Fili ma domek! Czekał bardzo długo, ale się doczekał! Oto historia Filiego…
Fili chociaż jest dużym, potężnie zbudowanym kocurem, to jest także miziastym pieszczoszkiem-groszkiem. Gdy tylko zobaczy człowieka, natychmiast wysuwa główkę ze swojego koszyka, przeciąga się i trochę niepewnie zaczyna kierować w naszą stronę. A gdy już poczuje pierwsze głaśnięcie, nieśmiałość znika zupełnie. Fili robi wszystko, by tarmoszona była jak największa powierzchnia futerka. Mruczy, ogonkiem wywija, łepkiem kręci na wszystkie strony…
Fili, oprócz mizianek i czułości, uwielbia także zabawy. Jest energiczny i ciekawski tak, jak większość zdrowych kotów. Najchętniej rozładowuje swe kocie moce przy pomocy piórek i rzemyczków. Gdy na horyzoncie pojawia się jakaś wędka, Fili niczym zahipnotyzowany, zaczyna śledzić ją spojrzeniem, robi przyczajkę i… cały świat dla niego znika.
Jeśli chodzi o inne koty, to Fili woli ich nie oglądać zbyt często. Chociaż początkowo w ich towarzystwie wszystko zdaje się być ok, to po pewnym czasie, zaczynają grać mu na nerwach i Fili pokazuje im gdzie raki zimują…
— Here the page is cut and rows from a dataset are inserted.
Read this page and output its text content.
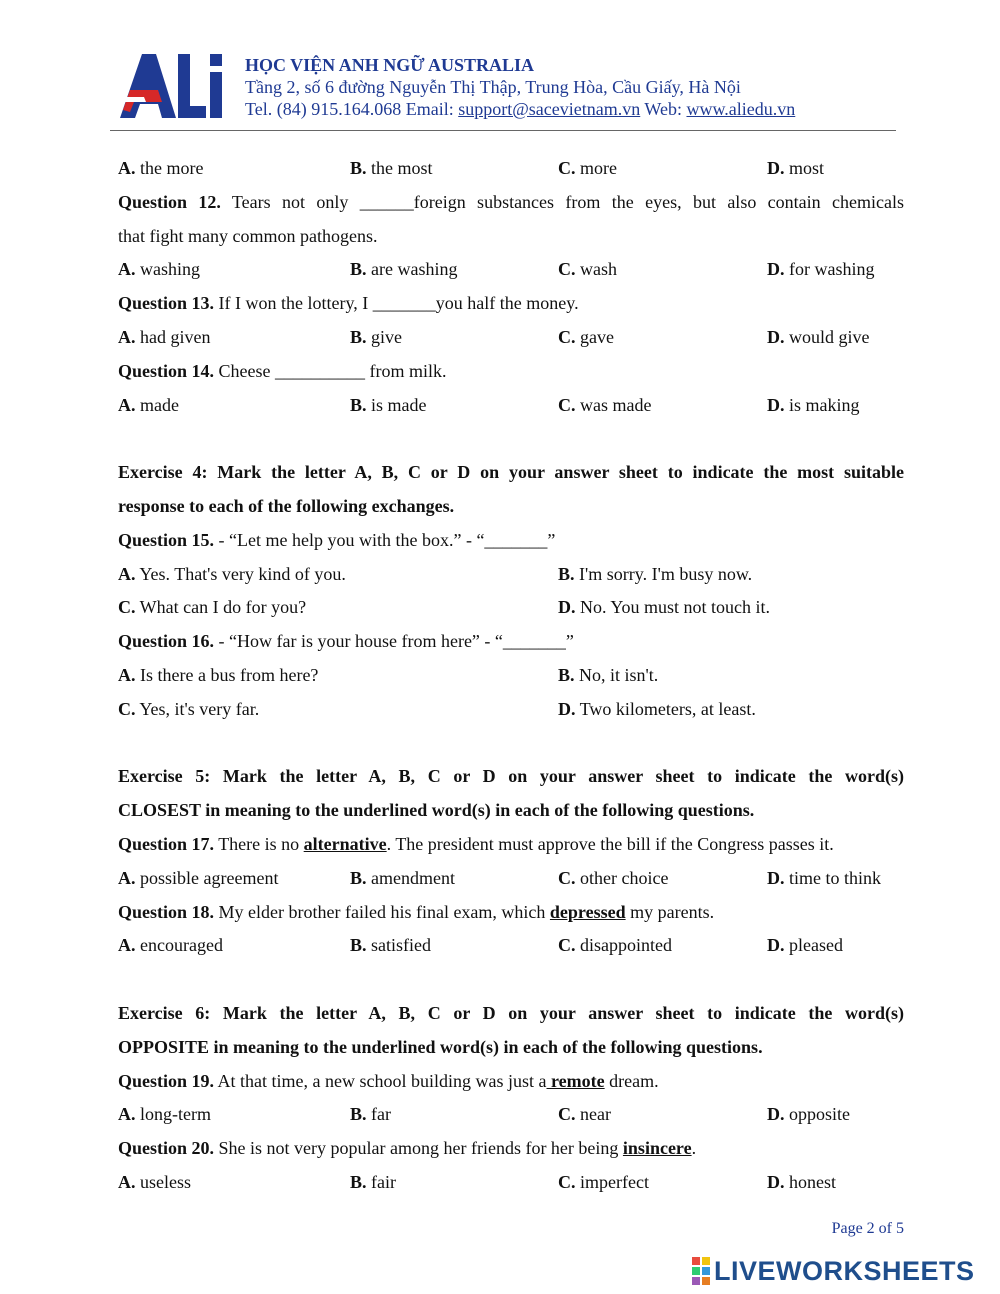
HỌC VIỆN ANH NGỮ AUSTRALIA
Tầng 2, số 6 đường Nguyễn Thị Thập, Trung Hòa, Cầu Giấy, Hà Nội
Tel. (84) 915.164.068 Email: support@sacevietnam.vn Web: www.aliedu.vn
A. the more	B. the most	C. more	D. most
Question 12. Tears not only ______foreign substances from the eyes, but also contain chemicals
that fight many common pathogens.
A. washing	B. are washing	C. wash	D. for washing
Question 13. If I won the lottery, I _______you half the money.
A. had given	B. give	C. gave	D. would give
Question 14. Cheese __________ from milk.
A. made	B. is made	C. was made	D. is making
Exercise 4: Mark the letter A, B, C or D on your answer sheet to indicate the most suitable
response to each of the following exchanges.
Question 15. - “Let me help you with the box.” - “_______”
A. Yes. That's very kind of you.	B. I'm sorry. I'm busy now.
C. What can I do for you?	D. No. You must not touch it.
Question 16. - “How far is your house from here” - “_______”
A. Is there a bus from here?	B. No, it isn't.
C. Yes, it's very far.	D. Two kilometers, at least.
Exercise 5: Mark the letter A, B, C or D on your answer sheet to indicate the word(s)
CLOSEST in meaning to the underlined word(s) in each of the following questions.
Question 17. There is no alternative. The president must approve the bill if the Congress passes it.
A. possible agreement	B. amendment	C. other choice	D. time to think
Question 18. My elder brother failed his final exam, which depressed my parents.
A. encouraged	B. satisfied	C. disappointed	D. pleased
Exercise 6: Mark the letter A, B, C or D on your answer sheet to indicate the word(s)
OPPOSITE in meaning to the underlined word(s) in each of the following questions.
Question 19. At that time, a new school building was just a remote dream.
A. long-term	B. far	C. near	D. opposite
Question 20. She is not very popular among her friends for her being insincere.
A. useless	B. fair	C. imperfect	D. honest
Page 2 of 5
LIVEWORKSHEETS
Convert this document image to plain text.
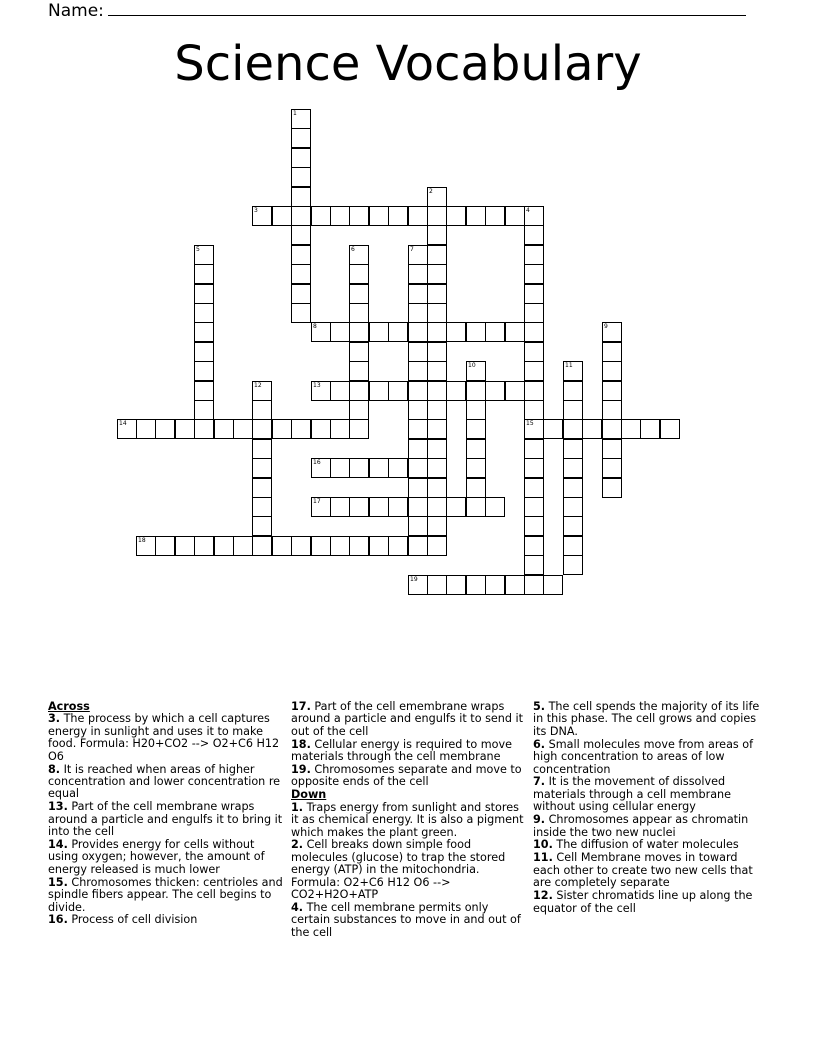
Name:
Science Vocabulary
1
2
3	4
15
5	6	7
8	9
10	11
12	13
14
16
17
18
19
Across
3. The process by which a cell captures energy in sunlight and uses it to make food. Formula: H20+CO2 --> O2+C6 H12 O6
8. It is reached when areas of higher concentration and lower concentration re equal
13. Part of the cell membrane wraps around a particle and engulfs it to bring it into the cell
14. Provides energy for cells without using oxygen; however, the amount of energy released is much lower
15. Chromosomes thicken: centrioles and spindle fibers appear. The cell begins to divide.
16. Process of cell division
17. Part of the cell emembrane wraps around a particle and engulfs it to send it out of the cell
18. Cellular energy is required to move materials through the cell membrane
19. Chromosomes separate and move to opposite ends of the cell
Down
1. Traps energy from sunlight and stores it as chemical energy. It is also a pigment which makes the plant green.
2. Cell breaks down simple food molecules (glucose) to trap the stored energy (ATP) in the mitochondria. Formula: O2+C6 H12 O6 --> CO2+H2O+ATP
4. The cell membrane permits only certain substances to move in and out of the cell
5. The cell spends the majority of its life in this phase. The cell grows and copies its DNA.
6. Small molecules move from areas of high concentration to areas of low concentration
7. It is the movement of dissolved materials through a cell membrane without using cellular energy
9. Chromosomes appear as chromatin inside the two new nuclei
10. The diffusion of water molecules
11. Cell Membrane moves in toward each other to create two new cells that are completely separate
12. Sister chromatids line up along the equator of the cell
W życiu Filiego ostatnio działo się sporo złego. Najpierw odeszła jego opiekunka, a potem on został oddany z adopcji i znowu musiał zamieszkać w kociarni. Nie ma szczęścia ten kotek, jednak my się nie poddajemy. Szukamy dla niego człowieka, który pokocha go już na zawsze: odpowiedzialnej i troskliwej osoby z ogromnym serduszkiem.
Fili jest wykastrowany, zaszczepiony i zdrowy – testy FIV/FeLV ma ujemne. Urodził się około 2012 roku.